The UK’s tax maximum rate is 45%, which does not seem that much higher than the US’s 37%. However, it takes far less income to hit the higher brackets than it does here. The first £37,500 ($47,400) of Gauff’s income will be taxed at 20%. Her effective rate on that income in the US would be 13.26%. Income over £37,500 is taxed at 40% and any income over £150,000 (about $189,600) is taxed at 45%. Overall, her tournament winnings will be taxed in the UK at an effective rate of 36.52%, whereas her effective US rate on that income would only be 23.9%.

In addition to her winnings, HMRC will also take a piece of her endorsement earnings. At this point the US and UK are the only countries who tax the endorsement income of foreigners. The UK taxes endorsement retainers (guaranteed annual payments to players without regard to performance) by taking the ratio of tournament and practice days a player has in the UK during the year to total tournament and practice days worldwide.

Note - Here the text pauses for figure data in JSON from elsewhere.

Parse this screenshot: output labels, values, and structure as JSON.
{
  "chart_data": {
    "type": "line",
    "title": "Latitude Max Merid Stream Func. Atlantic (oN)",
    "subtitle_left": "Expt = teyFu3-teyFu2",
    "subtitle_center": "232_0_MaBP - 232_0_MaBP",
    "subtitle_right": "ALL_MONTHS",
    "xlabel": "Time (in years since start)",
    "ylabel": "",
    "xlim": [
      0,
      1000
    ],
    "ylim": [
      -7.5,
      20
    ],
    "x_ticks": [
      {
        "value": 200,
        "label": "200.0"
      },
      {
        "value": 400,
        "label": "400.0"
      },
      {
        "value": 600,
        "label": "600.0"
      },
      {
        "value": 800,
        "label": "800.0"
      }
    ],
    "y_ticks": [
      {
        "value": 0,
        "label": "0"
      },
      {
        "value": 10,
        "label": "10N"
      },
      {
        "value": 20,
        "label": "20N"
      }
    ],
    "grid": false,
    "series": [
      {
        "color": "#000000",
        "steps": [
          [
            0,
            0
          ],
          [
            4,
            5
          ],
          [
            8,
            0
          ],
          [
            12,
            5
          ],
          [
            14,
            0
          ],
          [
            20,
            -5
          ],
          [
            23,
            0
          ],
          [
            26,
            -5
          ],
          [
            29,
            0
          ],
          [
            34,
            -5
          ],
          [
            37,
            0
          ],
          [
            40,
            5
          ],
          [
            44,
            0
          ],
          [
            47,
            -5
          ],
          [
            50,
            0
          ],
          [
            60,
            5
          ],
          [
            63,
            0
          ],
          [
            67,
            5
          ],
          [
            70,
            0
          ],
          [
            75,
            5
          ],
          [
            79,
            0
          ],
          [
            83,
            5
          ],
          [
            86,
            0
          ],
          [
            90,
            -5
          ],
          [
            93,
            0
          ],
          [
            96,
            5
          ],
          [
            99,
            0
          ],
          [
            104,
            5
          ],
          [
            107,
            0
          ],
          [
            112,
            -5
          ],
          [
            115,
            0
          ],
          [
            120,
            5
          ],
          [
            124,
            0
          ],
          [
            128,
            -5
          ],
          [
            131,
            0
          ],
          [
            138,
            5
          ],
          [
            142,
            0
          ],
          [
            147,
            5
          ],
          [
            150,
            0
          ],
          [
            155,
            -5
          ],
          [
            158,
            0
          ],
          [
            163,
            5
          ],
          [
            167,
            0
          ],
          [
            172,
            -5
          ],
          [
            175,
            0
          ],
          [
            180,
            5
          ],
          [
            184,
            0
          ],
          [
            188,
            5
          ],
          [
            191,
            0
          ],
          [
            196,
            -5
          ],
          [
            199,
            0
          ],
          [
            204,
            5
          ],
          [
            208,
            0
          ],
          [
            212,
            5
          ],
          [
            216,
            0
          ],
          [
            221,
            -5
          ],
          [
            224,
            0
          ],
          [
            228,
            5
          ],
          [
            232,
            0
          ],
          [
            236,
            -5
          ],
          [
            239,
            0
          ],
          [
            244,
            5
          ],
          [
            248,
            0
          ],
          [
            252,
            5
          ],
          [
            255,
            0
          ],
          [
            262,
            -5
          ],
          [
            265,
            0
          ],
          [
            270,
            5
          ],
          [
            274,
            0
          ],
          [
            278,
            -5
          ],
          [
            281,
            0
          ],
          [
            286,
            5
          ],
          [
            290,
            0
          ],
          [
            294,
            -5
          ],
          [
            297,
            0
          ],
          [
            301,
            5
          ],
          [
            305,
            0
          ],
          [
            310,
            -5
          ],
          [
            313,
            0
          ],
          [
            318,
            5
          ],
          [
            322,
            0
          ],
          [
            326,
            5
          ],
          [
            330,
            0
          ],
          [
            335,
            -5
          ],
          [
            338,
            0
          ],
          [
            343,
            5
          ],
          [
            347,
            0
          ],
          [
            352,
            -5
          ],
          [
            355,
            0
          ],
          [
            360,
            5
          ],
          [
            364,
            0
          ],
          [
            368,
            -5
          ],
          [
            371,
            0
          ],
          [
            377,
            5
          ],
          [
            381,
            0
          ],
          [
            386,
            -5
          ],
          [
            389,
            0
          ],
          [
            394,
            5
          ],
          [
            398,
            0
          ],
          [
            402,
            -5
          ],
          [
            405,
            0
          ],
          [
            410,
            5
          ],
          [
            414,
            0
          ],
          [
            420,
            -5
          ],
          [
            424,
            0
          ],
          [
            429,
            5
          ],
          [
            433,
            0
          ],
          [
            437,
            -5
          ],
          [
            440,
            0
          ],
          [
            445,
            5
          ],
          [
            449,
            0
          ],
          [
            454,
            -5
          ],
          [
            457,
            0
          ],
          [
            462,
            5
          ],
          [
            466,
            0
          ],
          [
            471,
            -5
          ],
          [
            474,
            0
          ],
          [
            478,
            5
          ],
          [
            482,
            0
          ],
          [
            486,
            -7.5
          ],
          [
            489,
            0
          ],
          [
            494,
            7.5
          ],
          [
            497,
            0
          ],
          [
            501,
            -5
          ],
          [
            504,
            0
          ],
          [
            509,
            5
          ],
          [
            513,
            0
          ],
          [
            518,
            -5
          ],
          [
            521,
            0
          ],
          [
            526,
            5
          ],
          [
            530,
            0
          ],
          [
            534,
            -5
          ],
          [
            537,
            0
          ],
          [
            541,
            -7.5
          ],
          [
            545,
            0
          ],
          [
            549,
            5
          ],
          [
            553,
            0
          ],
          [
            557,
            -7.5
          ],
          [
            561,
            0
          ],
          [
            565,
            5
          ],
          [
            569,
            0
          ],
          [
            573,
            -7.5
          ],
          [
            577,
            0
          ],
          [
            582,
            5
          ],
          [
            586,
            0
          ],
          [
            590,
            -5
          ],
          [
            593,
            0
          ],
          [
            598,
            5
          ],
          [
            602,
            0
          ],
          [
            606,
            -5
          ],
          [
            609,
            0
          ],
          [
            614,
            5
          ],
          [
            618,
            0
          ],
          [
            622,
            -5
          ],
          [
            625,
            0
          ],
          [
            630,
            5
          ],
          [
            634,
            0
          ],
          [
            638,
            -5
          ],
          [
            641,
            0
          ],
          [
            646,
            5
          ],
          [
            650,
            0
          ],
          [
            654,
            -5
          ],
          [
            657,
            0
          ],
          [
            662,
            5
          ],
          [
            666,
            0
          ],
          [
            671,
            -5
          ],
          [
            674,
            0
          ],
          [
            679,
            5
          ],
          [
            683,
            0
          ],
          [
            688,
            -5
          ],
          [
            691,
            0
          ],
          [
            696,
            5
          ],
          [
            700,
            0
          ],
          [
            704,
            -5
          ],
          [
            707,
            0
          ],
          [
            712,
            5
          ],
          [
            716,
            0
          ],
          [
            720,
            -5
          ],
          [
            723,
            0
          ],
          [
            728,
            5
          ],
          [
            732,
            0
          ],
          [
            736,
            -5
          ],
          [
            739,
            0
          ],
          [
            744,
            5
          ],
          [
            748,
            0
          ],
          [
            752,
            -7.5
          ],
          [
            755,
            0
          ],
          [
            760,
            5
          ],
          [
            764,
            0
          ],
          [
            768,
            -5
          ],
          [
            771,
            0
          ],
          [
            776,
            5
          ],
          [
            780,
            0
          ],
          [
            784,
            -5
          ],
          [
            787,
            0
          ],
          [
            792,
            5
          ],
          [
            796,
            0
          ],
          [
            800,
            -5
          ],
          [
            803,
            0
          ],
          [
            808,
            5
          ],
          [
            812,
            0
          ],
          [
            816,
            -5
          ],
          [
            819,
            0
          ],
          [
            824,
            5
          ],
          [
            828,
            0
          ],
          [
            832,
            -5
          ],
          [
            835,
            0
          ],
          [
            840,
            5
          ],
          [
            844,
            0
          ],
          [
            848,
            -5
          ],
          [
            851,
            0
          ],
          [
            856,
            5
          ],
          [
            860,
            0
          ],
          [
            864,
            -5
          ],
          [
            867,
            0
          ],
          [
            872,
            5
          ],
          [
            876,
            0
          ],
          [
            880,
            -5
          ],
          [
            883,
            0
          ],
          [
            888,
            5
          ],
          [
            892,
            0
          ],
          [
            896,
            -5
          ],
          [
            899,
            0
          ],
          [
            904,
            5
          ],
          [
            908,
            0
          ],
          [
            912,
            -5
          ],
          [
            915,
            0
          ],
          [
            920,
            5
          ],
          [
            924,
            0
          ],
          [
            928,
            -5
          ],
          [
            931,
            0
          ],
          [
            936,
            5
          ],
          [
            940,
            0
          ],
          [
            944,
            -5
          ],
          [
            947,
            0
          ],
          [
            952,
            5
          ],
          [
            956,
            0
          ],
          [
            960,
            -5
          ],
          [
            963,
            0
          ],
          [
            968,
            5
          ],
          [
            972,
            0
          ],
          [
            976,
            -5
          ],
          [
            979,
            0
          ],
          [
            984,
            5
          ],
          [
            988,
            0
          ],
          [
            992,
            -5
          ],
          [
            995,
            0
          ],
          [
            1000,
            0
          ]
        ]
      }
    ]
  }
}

Wimbledon is Gauff’s 11th tournament of the year, and she probably plays and practices on average 5-6 days a week throughout the year. Having just spent nearly two weeks in the UK, possibly longer, it is reasonable to assume that by year-end she will have spent about 5% of her play/practice time in the UK. Thus HMRC will allocate 5% of her endorsement retainers, or $50,000, to her UK income. Because her tournament winnings put her in the 45% bracket, that entire $50,000 will be taxed at 45%.

Endorsement companies often pay incentive bonuses for players who go far in tournaments, especially majors. Any Wimbledon performance bonuses will be fully taxed in the UK. So if Head, New Balance and/or Barilla gives her $10,000 for reaching the round of 16, that entire amount will be taxed at the UK’s 45% rate.

Endorsers also pay annual ranking bonuses, because better players are more valuable to their brand. Gauff entered Wimbledon ranked 313th in the world, having earned 146 ranking points. So far she has earned 280 WTA points at Wimbledon, 40 for the qualifying tournament and 240 for the main draw, which will move her to 139th.

If we assume Gauff will earn another 100 ranking points in the hard court season, the UK will still tax over 53% of any ranking bonus she receives for her 2019 performance.

My biggest complaint about Wimbledon is that it only withholds 20% in taxes from players’ winnings, which is almost always nowhere far too little. Players who do well are often shocked at their tax balances when they file the next year. Gauff’s advisors will have to ensure that she puts away another $37,000 to cover her UK tax bill on her winnings and an additional $22,500 to cover the taxes on her endorsement retainers…and even more for any tournament and ranking bonuses she receives.

Of course Gauff will be entitled to a foreign tax credit on her US return for the taxes paid in the UK. But the credit is limited to the effective US tax rate on the same income. So she will not recover it all this year and will have to carry the credit forward to be used later. She will dig into her pockets to pay the UK for her 2019 taxes and wait to claim the full amount on her US return.

Even with the tax burden, Gauff will undoubtedly look back fondly at her breakout Wimbledon performance. The London fans love her, and she will come home to a nation of new fans. I for one cannot wait to see her play at the US Open in New York next month. Until then, pass the spaghetti.

Disclaimer: I have not taken expenses into account with this analysis. Gauff has most certainly incurred travel and coaching expenses (unless the USTA is covering these as it does for some other young stars), which will lower her UK—and US—tax burden. This has been meant as more of a breakdown of the tax complexities and costs players face when playing in the UK.